Uno de los más importantes es el estrés. Vivimos en una sociedad que exige rapidez, productividad y disponibilidad constante. Las preocupaciones laborales, la inestabilidad económica o la presión social generan un nivel de tensión sostenido que, mantenido en el tiempo, afecta directamente al organismo. El cuerpo no distingue entre un estrés puntual y uno crónico, y responde elevando la presión arterial como mecanismo de defensa.
A esto se suma el sedentarismo. Aunque cada vez hay más conciencia sobre la importancia del ejercicio, la realidad es que muchas personas pasan gran parte del día sentadas. Jornadas laborales frente al ordenador, desplazamientos largos y tiempo de ocio ligado a pantallas hacen que el movimiento sea menor del que debería. Y el sistema cardiovascular necesita actividad para mantenerse en buen estado.
La alimentación también juega un papel clave. El consumo de productos ultraprocesados, ricos en sal, grasas y azúcares, ha aumentado en los últimos años. Muchas veces por falta de tiempo o por comodidad, se opta por opciones rápidas que, a largo plazo, tienen un impacto negativo en la salud. El exceso de sal, en particular, está directamente relacionado con el aumento de la presión arterial.
Otro factor importante es el descanso. Dormir mal o dormir poco se ha convertido en algo habitual. El uso de pantallas antes de acostarse, los horarios irregulares o el estrés dificultan un sueño de calidad. Y esto, aunque a menudo se subestima, también influye en la regulación de la tensión arterial.
Además, hay hábitos que, aunque conocidos, siguen presentes. El consumo de tabaco o alcohol, incluso de forma ocasional pero mantenida, contribuye a aumentar el riesgo cardiovascular. En personas jóvenes, muchas veces se perciben como conductas poco relevantes, pero su impacto es acumulativo.

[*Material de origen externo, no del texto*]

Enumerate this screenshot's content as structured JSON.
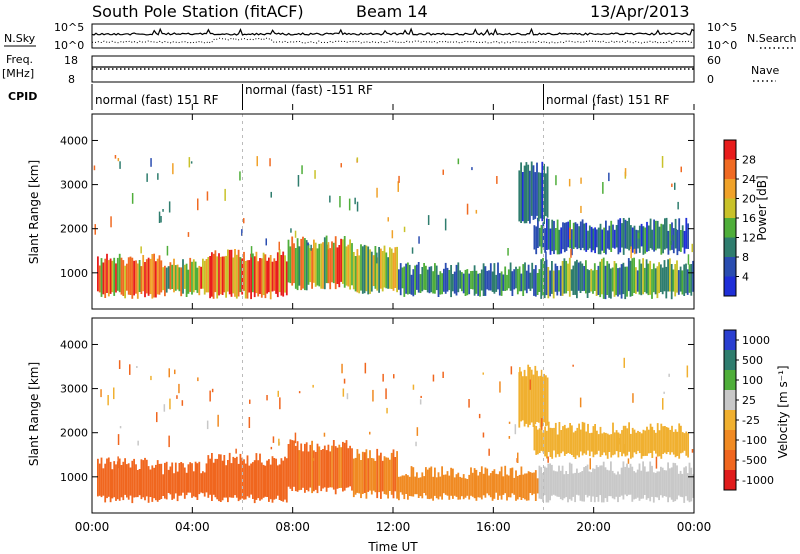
{
  "header": {
    "station": "South Pole Station (fitACF)",
    "beam": "Beam 14",
    "date": "13/Apr/2013"
  },
  "top_panels": {
    "nsky_label": "N.Sky",
    "nsearch_label": "N.Search",
    "freq_label_1": "Freq.",
    "freq_label_2": "[MHz]",
    "nave_label": "Nave",
    "cpid_label": "CPID",
    "noise_ticks_left": [
      "10^5",
      "10^0"
    ],
    "noise_ticks_right": [
      "10^5",
      "10^0"
    ],
    "freq_ticks_left": [
      "18",
      "8"
    ],
    "nave_ticks_right": [
      "60",
      "0"
    ],
    "cpid_segments": [
      {
        "label": "normal (fast) 151 RF",
        "start_hour": 0
      },
      {
        "label": "normal (fast) -151 RF",
        "start_hour": 6
      },
      {
        "label": "normal (fast) 151 RF",
        "start_hour": 18
      }
    ]
  },
  "chart_data": [
    {
      "type": "heatmap",
      "panel": "power",
      "ylabel": "Slant Range [km]",
      "yticks": [
        "1000",
        "2000",
        "3000",
        "4000"
      ],
      "ylim": [
        180,
        4600
      ],
      "colorbar_label": "Power [dB]",
      "colorbar_ticks": [
        "4",
        "8",
        "12",
        "16",
        "20",
        "24",
        "28"
      ],
      "colors": [
        "#1f2fd8",
        "#2a4db0",
        "#2f7d6e",
        "#4fae3a",
        "#c9c22a",
        "#f0a22a",
        "#f06a22",
        "#e81c1c"
      ],
      "vmin": 0,
      "vmax": 32,
      "bands": [
        {
          "t0": 0.2,
          "t1": 2.8,
          "r0": 500,
          "r1": 1300,
          "level": 24
        },
        {
          "t0": 2.8,
          "t1": 4.6,
          "r0": 550,
          "r1": 1200,
          "level": 20
        },
        {
          "t0": 4.6,
          "t1": 7.8,
          "r0": 500,
          "r1": 1400,
          "level": 26
        },
        {
          "t0": 7.8,
          "t1": 10.4,
          "r0": 700,
          "r1": 1700,
          "level": 20
        },
        {
          "t0": 10.4,
          "t1": 12.2,
          "r0": 600,
          "r1": 1500,
          "level": 16
        },
        {
          "t0": 12.2,
          "t1": 17.8,
          "r0": 550,
          "r1": 1100,
          "level": 10
        },
        {
          "t0": 17.8,
          "t1": 24.0,
          "r0": 500,
          "r1": 1200,
          "level": 12
        },
        {
          "t0": 17.6,
          "t1": 23.8,
          "r0": 1500,
          "r1": 2100,
          "level": 8
        },
        {
          "t0": 17.0,
          "t1": 18.2,
          "r0": 2200,
          "r1": 3400,
          "level": 6
        }
      ]
    },
    {
      "type": "heatmap",
      "panel": "velocity",
      "ylabel": "Slant Range [km]",
      "yticks": [
        "1000",
        "2000",
        "3000",
        "4000"
      ],
      "ylim": [
        180,
        4600
      ],
      "colorbar_label": "Velocity [m s⁻¹]",
      "colorbar_ticks": [
        "1000",
        "500",
        "100",
        "25",
        "-25",
        "-100",
        "-500",
        "-1000"
      ],
      "colors": [
        "#2a3fd0",
        "#2f7d6e",
        "#4fae3a",
        "#c8c8c8",
        "#f0b030",
        "#f08a22",
        "#f0661e",
        "#e01c1c"
      ],
      "bands": [
        {
          "t0": 0.2,
          "t1": 2.8,
          "r0": 500,
          "r1": 1300,
          "level": -150
        },
        {
          "t0": 2.8,
          "t1": 4.6,
          "r0": 550,
          "r1": 1200,
          "level": -300
        },
        {
          "t0": 4.6,
          "t1": 7.8,
          "r0": 500,
          "r1": 1400,
          "level": -200
        },
        {
          "t0": 7.8,
          "t1": 10.4,
          "r0": 700,
          "r1": 1700,
          "level": -120
        },
        {
          "t0": 10.4,
          "t1": 12.2,
          "r0": 600,
          "r1": 1500,
          "level": -80
        },
        {
          "t0": 12.2,
          "t1": 17.8,
          "r0": 550,
          "r1": 1100,
          "level": -60
        },
        {
          "t0": 17.8,
          "t1": 24.0,
          "r0": 500,
          "r1": 1200,
          "level": 60
        },
        {
          "t0": 17.6,
          "t1": 23.8,
          "r0": 1500,
          "r1": 2100,
          "level": 0
        },
        {
          "t0": 17.0,
          "t1": 18.2,
          "r0": 2200,
          "r1": 3400,
          "level": 0
        }
      ]
    }
  ],
  "xaxis": {
    "label": "Time UT",
    "ticks": [
      "00:00",
      "04:00",
      "08:00",
      "12:00",
      "16:00",
      "20:00",
      "00:00"
    ]
  }
}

Lo preocupante de todo esto es que, al no haber síntomas claros, la hipertensión puede pasar años sin detectarse. Y mientras tanto, el organismo sigue sometido a un esfuerzo constante que puede derivar en problemas más serios a largo plazo.
Por eso, cada vez cobra más importancia la prevención. Medir la tensión arterial es una prueba sencilla, rápida y que puede aportar información muy valiosa. No es necesario esperar a sentirse mal para hacerlo. De hecho, hacerlo de forma periódica permite detectar cualquier alteración a tiempo.
También es importante entender que pequeños cambios pueden tener un gran impacto. Incorporar algo más de actividad física en el día a día, cuidar la alimentación, mejorar los hábitos de descanso o aprender a gestionar el estrés son medidas que ayudan a mantener la tensión bajo control.
Las clínicas médicas tienen un papel fundamental en este proceso, no solo en el diagnóstico, sino también en la orientación. Acompañar al paciente, explicarle qué está ocurriendo y cómo puede actuar es clave para mejorar su salud a largo plazo.
La hipertensión ya no es un problema exclusivo de las personas mayores. Es una realidad que está cada vez más presente en edades tempranas, y entender por qué ocurre es el primer paso para prevenirla.
Porque cuidar la salud cardiovascular no es una cuestión de edad, sino de hábitos.